Identification of the goals using the Montessori approach
After assessing Marjorie’s current skills and interests, three goals were identified. The principal goal, which was to be the focus of Marjorie’s rehabilitation plan, was that Marjorie actively engage in an activity of interest to her for a minimum of fifteen minutes each day for ten consecutive days.
The activity selected involved flowers and would be supported by her sons each time they visited and by staff on the days they were absent.
The two other long-term goals were that Marjorie develop a role within the facility that required her to fulfil specific tasks on a daily basis, and that she participate in musical activities with other residents as arranged by facility staff.
Development of rehabilitation plan
Application of Montessori principles to Marjorie’s plan meant that the activity would initially be presented at the simplest level. It also required
that modifications be planned to accommodate her progression with the activity. In terms of arranging the flowers, it was planned that Marjorie would initially observe the arrangement of the flowers and then progress to do it herself. Similar activities would include arranging silk flowers in the vases in the dining room. Related and more complex activities could include propagating and potting plants and developing roles and routines within the facility.
A roster was established for the ten-day period that required each son to visit on two occasions during the week and on one occasion each during the weekend. On the day the sons were absent, the staff undertook to engage Marjorie in the activity.
This very structured approach was designed to clarify and confirm the specific commitment to the plan by staff and family and to optimise the plan’s chances of success.
On each occasion, the Montessori principles were applied. These included preparing the environment to ensure unnecessary distractions were removed.

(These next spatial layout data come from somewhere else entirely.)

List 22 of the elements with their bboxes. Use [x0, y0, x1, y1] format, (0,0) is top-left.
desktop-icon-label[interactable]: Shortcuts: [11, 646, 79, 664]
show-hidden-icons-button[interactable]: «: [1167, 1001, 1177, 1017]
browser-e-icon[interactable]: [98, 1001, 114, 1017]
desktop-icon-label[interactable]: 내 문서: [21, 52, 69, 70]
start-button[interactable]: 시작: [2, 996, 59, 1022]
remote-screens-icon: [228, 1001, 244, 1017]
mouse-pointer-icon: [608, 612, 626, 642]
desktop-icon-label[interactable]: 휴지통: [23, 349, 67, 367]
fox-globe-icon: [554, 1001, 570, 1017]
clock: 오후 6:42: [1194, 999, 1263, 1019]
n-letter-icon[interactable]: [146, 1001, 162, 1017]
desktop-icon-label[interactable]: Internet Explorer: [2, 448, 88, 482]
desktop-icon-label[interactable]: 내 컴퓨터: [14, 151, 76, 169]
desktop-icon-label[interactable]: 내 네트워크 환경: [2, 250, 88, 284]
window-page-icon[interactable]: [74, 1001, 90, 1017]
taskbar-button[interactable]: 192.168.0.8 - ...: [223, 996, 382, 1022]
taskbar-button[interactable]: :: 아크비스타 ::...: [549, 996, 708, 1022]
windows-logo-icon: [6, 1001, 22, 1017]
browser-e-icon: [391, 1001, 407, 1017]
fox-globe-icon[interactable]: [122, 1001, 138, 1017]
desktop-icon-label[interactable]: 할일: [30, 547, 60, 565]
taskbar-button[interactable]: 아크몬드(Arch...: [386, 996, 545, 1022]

A small area was set up in Marjorie’s room for her to arrange the flowers. This included a table and a tray that defined the area where the flower and vases could be clearly seen. In the dining room, a work station was set up where the flowers and vase were clearly visible and labelled.
Interruptions and distractions in the environment were meant to be reduced as much as possible.
Unfortunately this wasn’t easy to manage as routines related to morning tea and medications disrupted the activity on five of the ten days despite requests to staff for this not to occur. Distractions in the dining room were also difficult to manage because many of the other residents were interested in what was going on.
On each occasion, Marjorie was invited to participate and offered a choice of related activities.
When it was not appropriate to alter the fresh flower arrangement, Marjorie was invited to arrange the silk flowers in the dining room or reminisce using a display folder prepared by her sons, which contained photos of her garden and favourite plants.
Marjorie was shown what to do with minimal conversation and minimal steps. Marjorie was never corrected, the focus of the activity remained on the process rather than the outcome. On each occasion Marjorie was thanked for her participation.
Marjorie’s sons both commented that over the ten-day period, their mother’s verbal communication increased, her facial expressions became more positive and her general level of engagement increased.